Dr Tom Freeman
Tom Freeman completed his PhD at the Clinical Psychopharmacology Unit, UCL in which he investigated the cognitive mechanisms underpinning substance use and its comorbidity with psychotic disorders. His postdoctoral work involved coordinating a randomised clinical trial for cannabis addiction, funded by the Medical Research Council. This trial aimed to address the growing demand for treatment of cannabis-related problems and builds on previous work at UCL on the effects of different constituents of cannabis (THC and CBD). Tom’s postdoctoral training also included designing, completing and publicly disseminating a neuroimaging study investigating the effects of THC and CBD on the brain. Tom was awarded an SSA Academic Fellowship to investigate the relationship between cannabis potency and addiction at the National Addiction Centre, KCL. This included three programmes of work: characterising changes in THC and CBD in cannabis over time, investigating their association with addiction severity and treatment, and improving methods for quantifying cannabis use. Tom is currently Senior Lecturer (Associate Professor) in the Department of Psychology at the University of Bath and Director of the Addiction and Mental Health Group (AIM).
Tom is an active member of the British Association for Psychopharmacology who have awarded him for his scientific research and public engagement. He has also received awards from the International College of Neuropsychopharmacology, the European College of Neuropsychopharmacology and the European Monitoring Centre for Drugs and Drug Addiction. Through collaborations developed at the Lisbon Addictions conference in 2015, Tom received funding to contribute to two large-scale European projects. These are currently investigating drug use in the dance music scene and biological indicators of drug use pathways in an existing cohort of young people. He has also recently received funding to investigate the effects of THC on the human brain (British Medical Association), adolescent cannabis use (Medical Research Council) and the role of CBD in cannabis-related harms (Medical Research Council).

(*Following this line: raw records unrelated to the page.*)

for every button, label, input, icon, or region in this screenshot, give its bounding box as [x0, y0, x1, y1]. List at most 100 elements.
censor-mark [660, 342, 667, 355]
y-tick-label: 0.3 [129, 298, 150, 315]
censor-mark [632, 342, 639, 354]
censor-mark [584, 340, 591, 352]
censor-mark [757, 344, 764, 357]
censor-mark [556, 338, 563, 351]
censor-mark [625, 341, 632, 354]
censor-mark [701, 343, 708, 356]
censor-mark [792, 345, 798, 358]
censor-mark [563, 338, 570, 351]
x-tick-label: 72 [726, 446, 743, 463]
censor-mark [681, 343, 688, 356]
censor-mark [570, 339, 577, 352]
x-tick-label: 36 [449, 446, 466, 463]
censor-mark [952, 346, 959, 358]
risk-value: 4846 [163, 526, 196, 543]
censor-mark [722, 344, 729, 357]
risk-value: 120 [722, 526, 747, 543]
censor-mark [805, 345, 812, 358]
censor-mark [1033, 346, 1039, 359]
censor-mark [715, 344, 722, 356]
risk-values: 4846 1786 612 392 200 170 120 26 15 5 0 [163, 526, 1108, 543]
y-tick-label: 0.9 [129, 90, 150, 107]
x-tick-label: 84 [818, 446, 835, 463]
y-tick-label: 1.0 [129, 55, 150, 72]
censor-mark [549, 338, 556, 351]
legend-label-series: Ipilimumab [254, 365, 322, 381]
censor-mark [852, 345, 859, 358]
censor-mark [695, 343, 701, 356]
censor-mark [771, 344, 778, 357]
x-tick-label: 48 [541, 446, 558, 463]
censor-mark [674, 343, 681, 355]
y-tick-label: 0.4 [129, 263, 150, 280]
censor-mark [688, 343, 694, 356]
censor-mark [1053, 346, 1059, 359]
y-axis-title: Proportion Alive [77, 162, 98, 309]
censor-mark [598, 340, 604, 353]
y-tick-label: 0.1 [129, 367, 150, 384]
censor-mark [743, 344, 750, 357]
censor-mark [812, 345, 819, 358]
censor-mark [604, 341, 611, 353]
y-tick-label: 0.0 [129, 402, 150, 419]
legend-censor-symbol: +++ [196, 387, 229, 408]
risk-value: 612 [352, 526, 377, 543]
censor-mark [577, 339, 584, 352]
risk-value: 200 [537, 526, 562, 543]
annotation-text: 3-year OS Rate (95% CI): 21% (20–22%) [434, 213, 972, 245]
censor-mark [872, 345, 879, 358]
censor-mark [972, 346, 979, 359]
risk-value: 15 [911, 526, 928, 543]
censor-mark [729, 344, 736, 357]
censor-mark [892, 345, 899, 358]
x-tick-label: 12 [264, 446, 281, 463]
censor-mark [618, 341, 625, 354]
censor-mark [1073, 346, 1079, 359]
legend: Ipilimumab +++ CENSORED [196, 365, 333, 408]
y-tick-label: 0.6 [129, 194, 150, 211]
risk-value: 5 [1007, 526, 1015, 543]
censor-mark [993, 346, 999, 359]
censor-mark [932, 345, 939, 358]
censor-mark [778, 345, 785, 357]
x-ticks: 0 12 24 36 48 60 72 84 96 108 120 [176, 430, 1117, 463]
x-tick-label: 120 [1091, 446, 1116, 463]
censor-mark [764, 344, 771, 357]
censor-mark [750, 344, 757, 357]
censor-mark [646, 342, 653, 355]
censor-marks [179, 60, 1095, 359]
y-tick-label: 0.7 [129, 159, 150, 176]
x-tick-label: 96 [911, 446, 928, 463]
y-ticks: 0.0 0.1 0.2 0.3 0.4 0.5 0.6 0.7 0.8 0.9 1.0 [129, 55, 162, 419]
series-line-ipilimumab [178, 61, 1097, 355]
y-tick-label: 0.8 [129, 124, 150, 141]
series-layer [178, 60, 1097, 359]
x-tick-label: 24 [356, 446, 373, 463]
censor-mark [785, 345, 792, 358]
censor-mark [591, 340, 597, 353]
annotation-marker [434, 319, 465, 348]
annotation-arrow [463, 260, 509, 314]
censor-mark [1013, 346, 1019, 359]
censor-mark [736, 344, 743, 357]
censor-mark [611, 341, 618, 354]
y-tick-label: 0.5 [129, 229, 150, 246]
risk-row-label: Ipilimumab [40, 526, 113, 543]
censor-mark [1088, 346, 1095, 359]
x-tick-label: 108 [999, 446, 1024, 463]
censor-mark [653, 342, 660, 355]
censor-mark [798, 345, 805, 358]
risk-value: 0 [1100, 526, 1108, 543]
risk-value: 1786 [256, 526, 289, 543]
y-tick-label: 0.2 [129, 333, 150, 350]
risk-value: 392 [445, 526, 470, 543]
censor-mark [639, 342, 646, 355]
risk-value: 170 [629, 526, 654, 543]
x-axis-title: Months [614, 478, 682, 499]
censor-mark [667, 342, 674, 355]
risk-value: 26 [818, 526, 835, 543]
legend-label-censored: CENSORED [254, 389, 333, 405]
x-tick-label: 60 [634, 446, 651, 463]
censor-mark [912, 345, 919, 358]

Cannabidiol for the treatment of cannabis use disorder: an adaptive Bayesian dose-finding clinical trial
Presentation link: pending.
Presentation audio: Not available.
Cannabis use disorders account for more first-time entrants to specialist drug treatment than any other illicit drug across Europe. The number of Europeans entering treatment for cannabis use problems increased by 76% in the last decade. Cannabidiol (CBD) could be a potential pharmacotherapy, but it is unclear which (if any) dose might be most effective. Here we conducted the first randomised clinical trial of CBD for cannabis use disorder. Using a double-blind adaptive Bayesian dose-finding design, 82 people with a DSM-5 diagnosis of cannabis use disorder were randomised to receive CBD (200mg, 400mg, 800mg) or matched placebo over four weeks. All volunteers received motivational interviewing. The adaptive Bayesian dose-finding design enabled ineffective doses of CBD to be eliminated at an early stage, enabling randomisation to continue to potentially effective doses of CBD and placebo. These data were used to assess the extent to which each of these doses of CBD were more effective than placebo at reducing cannabis use according to both co-primary outcomes (urinary THC-COOH, days abstinent).
This study was funded by the MRC (and I was funded by the SSA).